What’s it like to start a business on your own?  I mean just you, no one else.  Is it possible?  When I started my company in 1985, I had a partner but I was the first to jump off the cliff into the venture.  It was scary and I was very busy.  My partner joined after a couple months, which made things easier.But, what if you’re doing it TOTALLY on your own, and although consulting gigs are still putting food on the table, I’d like to focus on software product startups.

I think that it’s fair to compare software startups similarly to writing a book, or creating a piece of art that you sell.  A lot of work being done by yourself that requires discipline, creativity, and alone-time to create a product that you are going to sell, support and market.

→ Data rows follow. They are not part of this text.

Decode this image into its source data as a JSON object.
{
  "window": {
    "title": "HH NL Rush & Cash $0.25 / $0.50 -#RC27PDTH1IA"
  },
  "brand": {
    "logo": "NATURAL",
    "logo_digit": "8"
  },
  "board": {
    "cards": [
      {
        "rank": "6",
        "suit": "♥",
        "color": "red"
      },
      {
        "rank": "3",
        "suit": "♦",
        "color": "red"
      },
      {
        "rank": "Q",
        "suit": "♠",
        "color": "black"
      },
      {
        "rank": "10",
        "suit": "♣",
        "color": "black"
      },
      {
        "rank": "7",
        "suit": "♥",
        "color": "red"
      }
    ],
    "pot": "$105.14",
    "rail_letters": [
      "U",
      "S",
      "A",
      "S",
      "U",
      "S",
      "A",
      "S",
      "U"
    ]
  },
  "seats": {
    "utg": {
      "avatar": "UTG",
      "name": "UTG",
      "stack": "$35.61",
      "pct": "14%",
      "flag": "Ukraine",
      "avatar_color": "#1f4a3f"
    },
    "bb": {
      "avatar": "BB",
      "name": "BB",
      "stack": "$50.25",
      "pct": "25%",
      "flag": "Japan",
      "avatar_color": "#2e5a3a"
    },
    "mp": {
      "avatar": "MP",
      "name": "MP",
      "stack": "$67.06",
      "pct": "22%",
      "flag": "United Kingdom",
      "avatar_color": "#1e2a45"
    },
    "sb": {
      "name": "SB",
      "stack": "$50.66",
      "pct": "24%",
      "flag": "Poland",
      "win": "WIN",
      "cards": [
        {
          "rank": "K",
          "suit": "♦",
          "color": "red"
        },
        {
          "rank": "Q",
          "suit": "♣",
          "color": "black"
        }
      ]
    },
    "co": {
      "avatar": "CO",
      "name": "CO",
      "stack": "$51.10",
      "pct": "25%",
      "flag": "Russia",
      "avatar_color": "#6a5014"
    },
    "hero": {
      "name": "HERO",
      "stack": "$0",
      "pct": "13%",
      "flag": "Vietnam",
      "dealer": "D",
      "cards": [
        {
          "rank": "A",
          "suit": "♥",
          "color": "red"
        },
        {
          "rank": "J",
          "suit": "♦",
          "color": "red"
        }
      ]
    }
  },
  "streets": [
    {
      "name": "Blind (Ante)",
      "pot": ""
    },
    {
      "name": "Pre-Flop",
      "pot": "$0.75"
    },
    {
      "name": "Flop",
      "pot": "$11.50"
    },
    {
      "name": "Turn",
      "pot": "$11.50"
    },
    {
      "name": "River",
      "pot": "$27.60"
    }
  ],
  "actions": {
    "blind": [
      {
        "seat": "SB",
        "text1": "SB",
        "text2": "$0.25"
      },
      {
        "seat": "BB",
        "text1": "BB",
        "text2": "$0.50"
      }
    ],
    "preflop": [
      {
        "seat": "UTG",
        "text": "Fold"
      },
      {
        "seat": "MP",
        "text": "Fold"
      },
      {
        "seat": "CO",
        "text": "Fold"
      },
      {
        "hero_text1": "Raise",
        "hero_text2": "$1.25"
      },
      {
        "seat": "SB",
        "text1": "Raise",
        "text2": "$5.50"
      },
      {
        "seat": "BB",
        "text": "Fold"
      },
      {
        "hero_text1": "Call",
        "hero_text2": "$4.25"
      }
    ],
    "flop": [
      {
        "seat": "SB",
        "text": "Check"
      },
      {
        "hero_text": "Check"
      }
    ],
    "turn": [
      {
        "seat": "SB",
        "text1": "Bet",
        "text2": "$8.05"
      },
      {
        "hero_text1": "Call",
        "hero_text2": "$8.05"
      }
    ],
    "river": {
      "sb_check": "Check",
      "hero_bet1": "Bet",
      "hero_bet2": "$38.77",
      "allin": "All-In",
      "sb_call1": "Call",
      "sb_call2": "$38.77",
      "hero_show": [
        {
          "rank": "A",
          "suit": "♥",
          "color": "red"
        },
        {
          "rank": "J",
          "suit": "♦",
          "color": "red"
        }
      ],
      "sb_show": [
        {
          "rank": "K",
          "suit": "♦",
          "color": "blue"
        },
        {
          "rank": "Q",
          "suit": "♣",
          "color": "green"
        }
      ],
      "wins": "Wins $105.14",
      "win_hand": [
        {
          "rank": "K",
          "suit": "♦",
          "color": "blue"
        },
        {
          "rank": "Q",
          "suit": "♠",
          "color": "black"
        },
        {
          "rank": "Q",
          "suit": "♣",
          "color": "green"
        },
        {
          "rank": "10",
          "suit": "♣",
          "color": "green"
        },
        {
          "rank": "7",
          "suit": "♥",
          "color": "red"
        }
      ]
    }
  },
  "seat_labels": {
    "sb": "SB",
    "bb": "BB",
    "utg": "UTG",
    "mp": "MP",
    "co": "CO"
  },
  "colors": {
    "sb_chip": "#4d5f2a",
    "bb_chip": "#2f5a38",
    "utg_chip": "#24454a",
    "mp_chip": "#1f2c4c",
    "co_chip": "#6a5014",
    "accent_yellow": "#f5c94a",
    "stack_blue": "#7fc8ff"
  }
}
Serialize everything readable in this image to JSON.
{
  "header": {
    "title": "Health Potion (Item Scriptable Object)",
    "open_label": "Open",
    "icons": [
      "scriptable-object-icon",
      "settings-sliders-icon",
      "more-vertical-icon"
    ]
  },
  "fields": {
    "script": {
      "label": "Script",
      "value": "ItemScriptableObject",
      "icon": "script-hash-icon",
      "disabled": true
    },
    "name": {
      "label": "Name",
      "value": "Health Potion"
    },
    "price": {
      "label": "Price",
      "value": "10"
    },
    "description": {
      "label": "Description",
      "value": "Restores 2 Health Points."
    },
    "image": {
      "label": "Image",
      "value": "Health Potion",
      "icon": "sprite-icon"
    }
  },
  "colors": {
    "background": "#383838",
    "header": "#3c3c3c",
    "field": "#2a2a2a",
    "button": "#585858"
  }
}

The nine-point checklist I’ve written about in the past also applies to one-person enterprises.  The good news is that you will own the checklist with no misunderstanding.  Also, you will have no one else to blame.  You own the business strategy and execution.

  • Target Customer – Remember, that this is ONLY you, so you need to be precise in who you’re selling to.
  • Compelling reason to buy – This also needs to be extremely clear and goes hand-in-hand with your target.
  • Whole product – This requires a LOT of work on your side, also a lot of diverse skills, which means you need to depend on…
  • Partners & Allies – You better find people, especially other entrepreneurs, that you can depend.
  • Distribution model – It better be SaaS or download.
  • Competition  – This is one area where you don’t want to worry too much.  Run fast and out-sell them all!
  • Positioning – Again, an area to be precise and focused.
  • Pricing – If you’re going it alone you should be able to have a decnt cost/value ratio, but don’t undersell yourself   I’ve seen this happen too many times and you end up working WAY TOO HARD.
  • Next Target – I wouldn’t worry about this right now.  Focus on succeeding with your current customer base.  Build loyalty and they’ll help you find your adjacency.


I have met a lot of folks who ‘go it alone’.  They all are wonderful, inspired people.  I don’t want to name names here because some folks don’t want the world to know that their app depends on them alone.I think one of the biggest challenges that lone-startups have is, basically, loneliness.  It’s tough when you’re not feeling well, or are a little down, or just want to have someone to share your daily successes and challenges.  My advice there is to network as much as possible with many people, even if it just means meeting for lunch or coffee.  Blog, post, stay on top of social-media, because relationships are still the most important component of any business and it is even more valuable when you’re building a business on your own.

So, go it alone?  Sure, just go with your eyes open.  Everything is on you so pick the right startup, work hard and have fun!